Her comrade in arms is Mark Nelson, 26, a gentle Minnesotan and expert carpenter who devised a way to use local materials for hutches that cut their cost from $150 to about $5, the cost of the nails.
All this does not surprise Peter Stevens, the 58-year-old Peace Corps director for Honduras, an ex-marine from Connecticut who has been with the agency since 1971 in Guatemala, Venezuela and Colombia as well as Honduras.
”We`ve pretty much broken away from the generalists with a B.A. degree who predominated in the early years,” Stevens said in his office in Tegucigalpa, the capital. ”It`s gotten better. The average age of volunteers is 29, but we have a lot of older people-engineers, architects, fishery experts.
”They have to have a skill.
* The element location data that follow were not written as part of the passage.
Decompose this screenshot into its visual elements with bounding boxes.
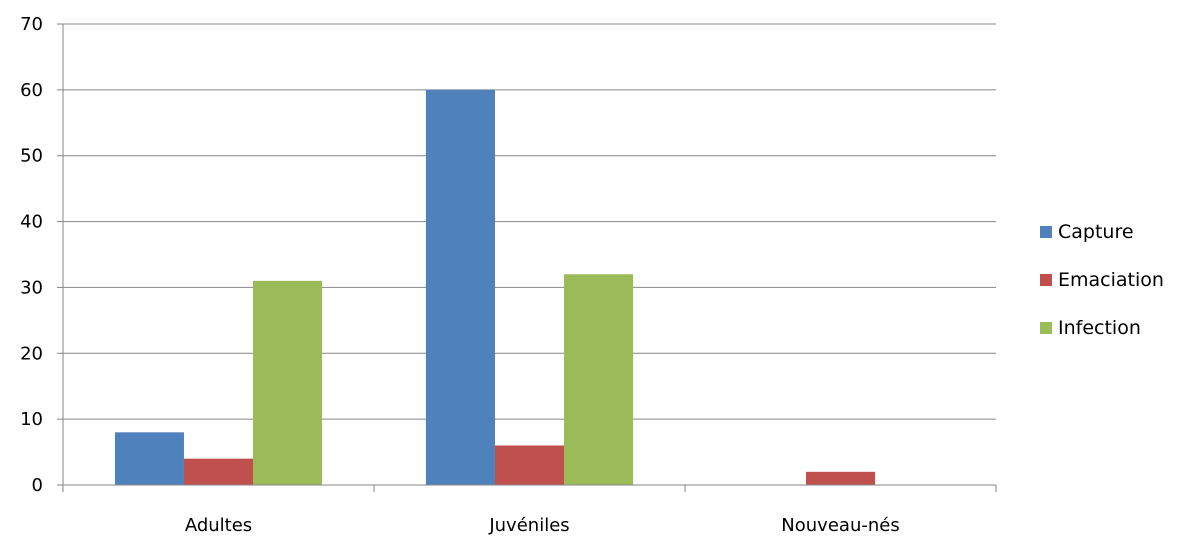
bar-infection-1: [564, 274, 634, 485]
legend: Capture Emaciation Infection: [1040, 221, 1164, 366]
tick-labels: 0 10 20 30 40 50 60 70 Adultes Juvéniles Nouveau-n…: [20, 14, 900, 536]
y-tick-label-60: 60: [20, 80, 43, 101]
legend-label-emaciation: Emaciation: [1058, 269, 1164, 291]
y-tick-label-10: 10: [20, 409, 43, 430]
bar-emaciation-0: [183, 458, 254, 485]
axes: [57, 23, 997, 492]
legend-item-emaciation: Emaciation: [1040, 269, 1164, 291]
legend-item-capture: Capture: [1040, 221, 1164, 243]
bars: [114, 89, 876, 485]
x-tick-label-1: Juvéniles: [488, 515, 569, 536]
x-tick-label-2: Nouveau-nés: [781, 515, 899, 536]
y-tick-label-0: 0: [32, 475, 43, 496]
legend-swatch-capture: [1040, 226, 1052, 238]
legend-swatch-infection: [1040, 322, 1052, 334]
gridlines: [63, 23, 996, 420]
legend-item-infection: Infection: [1040, 317, 1164, 339]
legend-swatch-emaciation: [1040, 274, 1052, 286]
x-tick-label-0: Adultes: [185, 515, 252, 536]
y-tick-label-70: 70: [20, 14, 43, 35]
bar-capture-0: [114, 432, 184, 485]
y-tick-label-20: 20: [20, 343, 43, 364]
y-tick-label-40: 40: [20, 212, 43, 233]
bar-emaciation-2: [805, 471, 876, 485]
legend-label-infection: Infection: [1058, 317, 1141, 339]
y-tick-label-50: 50: [20, 146, 43, 167]
bar-emaciation-1: [494, 445, 565, 485]
y-tick-label-30: 30: [20, 277, 43, 298]
legend-label-capture: Capture: [1058, 221, 1134, 243]
bar-infection-0: [253, 280, 323, 485]
bar-capture-1: [425, 89, 495, 485]
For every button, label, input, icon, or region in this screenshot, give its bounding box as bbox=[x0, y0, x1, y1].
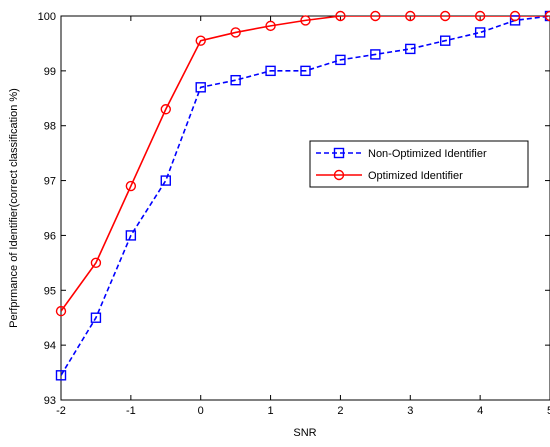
y-tick-label: 100 bbox=[38, 11, 56, 23]
legend-label-optimized: Optimized Identifier bbox=[368, 170, 463, 182]
x-tick-label: 4 bbox=[477, 405, 483, 417]
x-axis-title: SNR bbox=[293, 427, 316, 439]
x-tick-label: 2 bbox=[337, 405, 343, 417]
y-tick-label: 93 bbox=[44, 395, 56, 407]
plot-area bbox=[61, 16, 550, 400]
legend-label-non-optimized: Non-Optimized Identifier bbox=[368, 148, 487, 160]
y-tick-label: 94 bbox=[44, 340, 56, 352]
x-tick-label: -2 bbox=[56, 405, 66, 417]
y-tick-label: 98 bbox=[44, 121, 56, 133]
x-tick-label: -1 bbox=[126, 405, 136, 417]
y-tick-label: 99 bbox=[44, 66, 56, 78]
y-tick-label: 95 bbox=[44, 285, 56, 297]
y-axis-title: Perfprmance of Identifier(correct classi… bbox=[8, 88, 20, 328]
y-tick-label: 96 bbox=[44, 230, 56, 242]
x-tick-label: 0 bbox=[198, 405, 204, 417]
x-tick-label: 3 bbox=[407, 405, 413, 417]
plot-frame bbox=[61, 16, 550, 400]
y-tick-label: 97 bbox=[44, 176, 56, 188]
x-tick-label: 1 bbox=[268, 405, 274, 417]
legend: Non-Optimized Identifier Optimized Ident… bbox=[310, 141, 528, 187]
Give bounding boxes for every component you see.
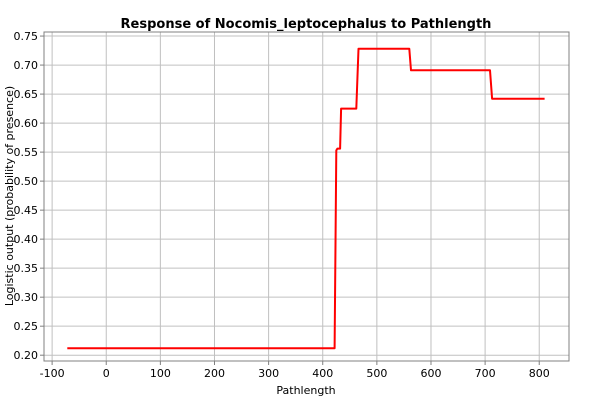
- x-tick-label: 400: [312, 367, 333, 380]
- y-tick-label: 0.45: [14, 204, 39, 217]
- x-tick-label: 800: [529, 367, 550, 380]
- x-tick-label: 200: [204, 367, 225, 380]
- y-tick-label: 0.40: [14, 233, 39, 246]
- x-tick-label: 100: [150, 367, 171, 380]
- y-tick-label: 0.20: [14, 349, 39, 362]
- x-tick-label: 700: [475, 367, 496, 380]
- y-tick-label: 0.50: [14, 175, 39, 188]
- x-tick-label: 500: [366, 367, 387, 380]
- y-tick-label: 0.70: [14, 59, 39, 72]
- y-tick-label: 0.55: [14, 146, 39, 159]
- y-tick-label: 0.35: [14, 262, 39, 275]
- y-tick-label: 0.30: [14, 291, 39, 304]
- y-tick-label: 0.25: [14, 320, 39, 333]
- y-axis-label: Logistic output (probability of presence…: [3, 86, 16, 306]
- x-tick-label: 600: [420, 367, 441, 380]
- x-tick-label: 0: [103, 367, 110, 380]
- y-tick-label: 0.60: [14, 117, 39, 130]
- x-tick-label: 300: [258, 367, 279, 380]
- y-tick-label: 0.75: [14, 30, 39, 43]
- series-layer: [67, 47, 545, 350]
- series-line: [67, 47, 545, 350]
- y-tick-label: 0.65: [14, 88, 39, 101]
- chart-title: Response of Nocomis_leptocephalus to Pat…: [121, 17, 492, 32]
- axis-ticks: -100 0 100 200 300 400 500 600 700 800 0.20 0.25 0.3…: [14, 30, 550, 380]
- plot-area: [43, 31, 570, 362]
- grid-layer: [44, 32, 569, 361]
- x-tick-label: -100: [40, 367, 65, 380]
- x-axis-label: Pathlength: [276, 384, 335, 397]
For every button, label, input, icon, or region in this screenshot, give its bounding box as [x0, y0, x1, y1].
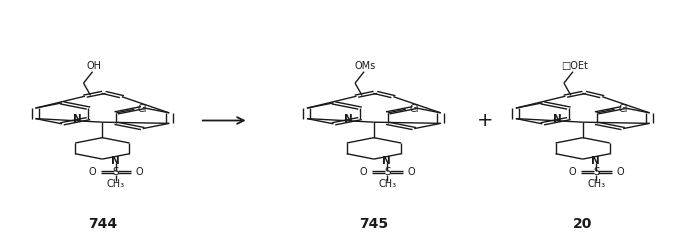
Text: N: N: [553, 114, 562, 124]
Text: 744: 744: [88, 217, 117, 231]
Text: S: S: [593, 167, 600, 177]
Text: +: +: [477, 111, 493, 130]
Text: OH: OH: [87, 61, 101, 71]
Text: O: O: [360, 167, 368, 177]
Text: O: O: [408, 167, 415, 177]
Text: □OEt: □OEt: [561, 61, 588, 71]
Text: O: O: [88, 167, 96, 177]
Text: 745: 745: [359, 217, 389, 231]
Text: Cl: Cl: [138, 104, 147, 114]
Text: Cl: Cl: [410, 104, 419, 114]
Text: O: O: [569, 167, 577, 177]
Text: 20: 20: [573, 217, 593, 231]
Text: N: N: [73, 114, 82, 124]
Text: O: O: [616, 167, 624, 177]
Text: S: S: [384, 167, 391, 177]
Text: N: N: [591, 156, 600, 167]
Text: CH₃: CH₃: [587, 179, 605, 189]
Text: N: N: [382, 156, 391, 167]
Text: O: O: [136, 167, 143, 177]
Text: N: N: [345, 114, 353, 124]
Text: Cl: Cl: [618, 104, 628, 114]
Text: N: N: [111, 156, 120, 167]
Text: OMs: OMs: [355, 61, 376, 71]
Text: CH₃: CH₃: [107, 179, 125, 189]
Text: S: S: [113, 167, 120, 177]
Text: CH₃: CH₃: [378, 179, 396, 189]
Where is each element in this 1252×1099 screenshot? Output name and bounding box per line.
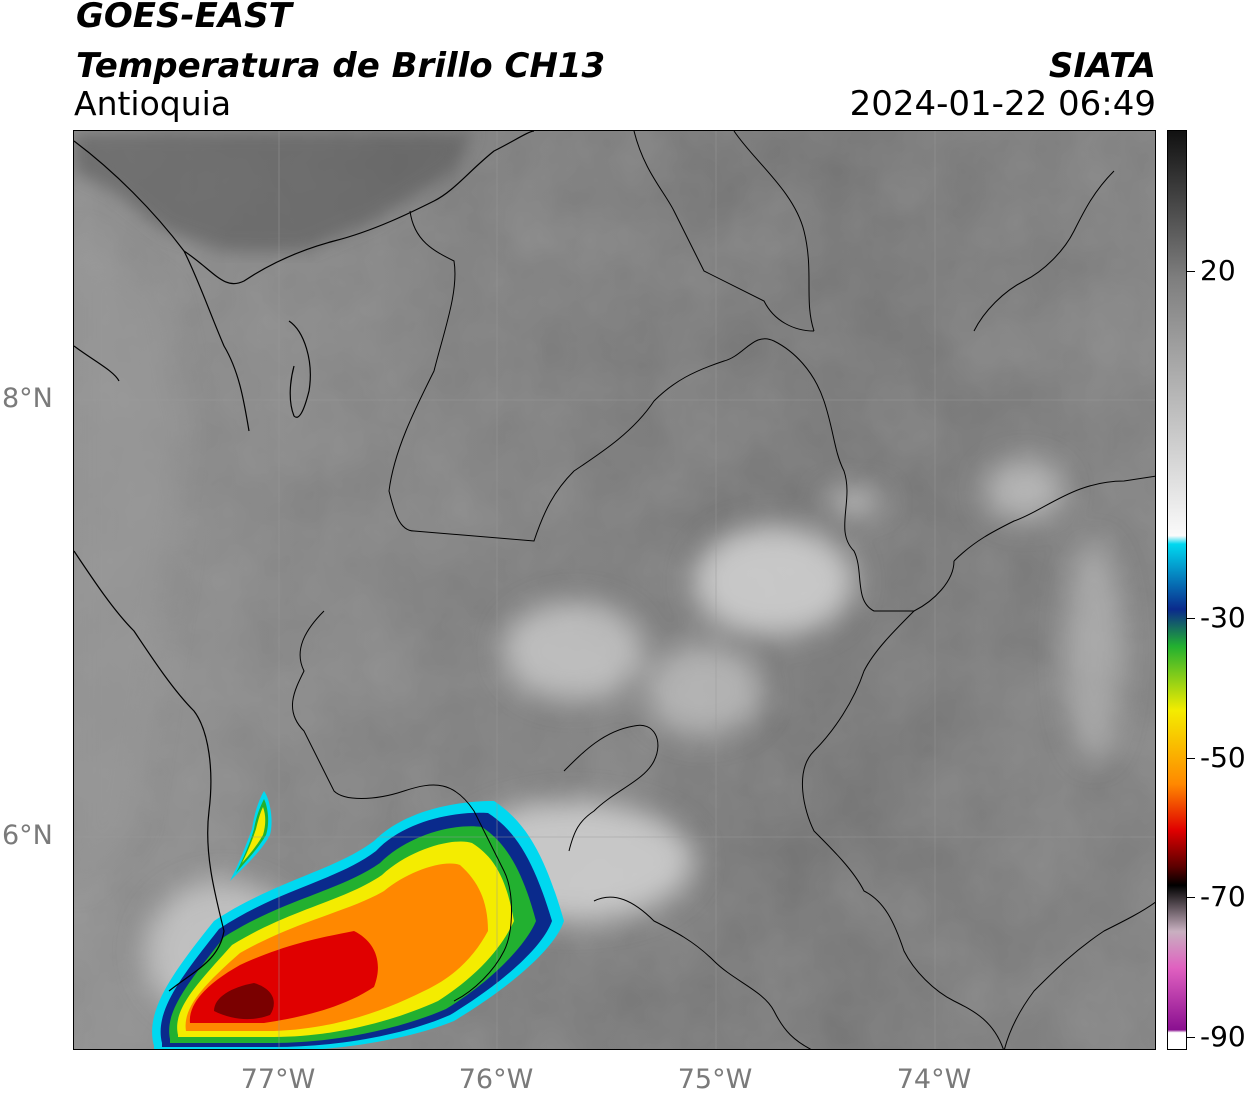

If they come without one, we train `em. We had one beautiful guy from Chicago, Vincent Mayer, a carpenter, 81 years old. Do you believe that? He worked two years in Belize, and he was in better shape than I am.”
Jim Flanigan, a Peace Corps spokesman in Washington, agreed that
”there`s a touch of gray in the Peace Corps these days.” The 5,200 volunteers around the world average 30 years in age, he said, and there are no plans to change the trend as the agency prepares to follow a congressional mandate to nearly double its size to 10,000 volunteers by 1992.
The Peace Corps budget, $146.2 million in fiscal 1988, is increasing by about $10 million a year. Credit for its resurgence after several years of tepid management generally is given to Loret Miller Ruppe, a former Reagan-Bush political organizer in Michigan who has been director since 1981.
Ruppe, the agency`s longest-serving director, has visited all 64 countries where the Peace Corps maintains a presence. One of her daughters was a volunteer in Nepal.
How has the Peace Corps changed since the heady early days of the Kennedy administration?
”Well, they still have some stars in their eyes, but there`s a heavy dash of realism now,” Flanigan commented. ”There`s a wide gamut of special skills: engineers, special-education teachers, foresters and nutritionists.
”Know-how is what we need, people with special skills. And it`s simply a fact that older people win respect more readily in many countries. These are the people who realize that grass-roots solutions gained from experience can pay off in big results.”
Yet among the volunteers, for all their enthusiasm, there is a certain bittersweetness when thoughts turn to the lives they left behind in the United States. Echoing the words of many of her colleagues, Irene Michalski commented:
”You feel out of touch. It`s good to see the U.S. at a distance, though; you realize how materialistic people are. Even poor people have a lot more. What`s important there is not important here. These people just want to stay alive.
”The most important thing I think we`ve learned here is how another culture lives and thinks. Americans are totally unaware; they have no idea. Sure, we have frustrations-who wants to wait hours for a bus to come by?
”But I have no regrets. I love it. It`s the smartest thing John and I ever did.”
And she excused herself to go tend her rabbits.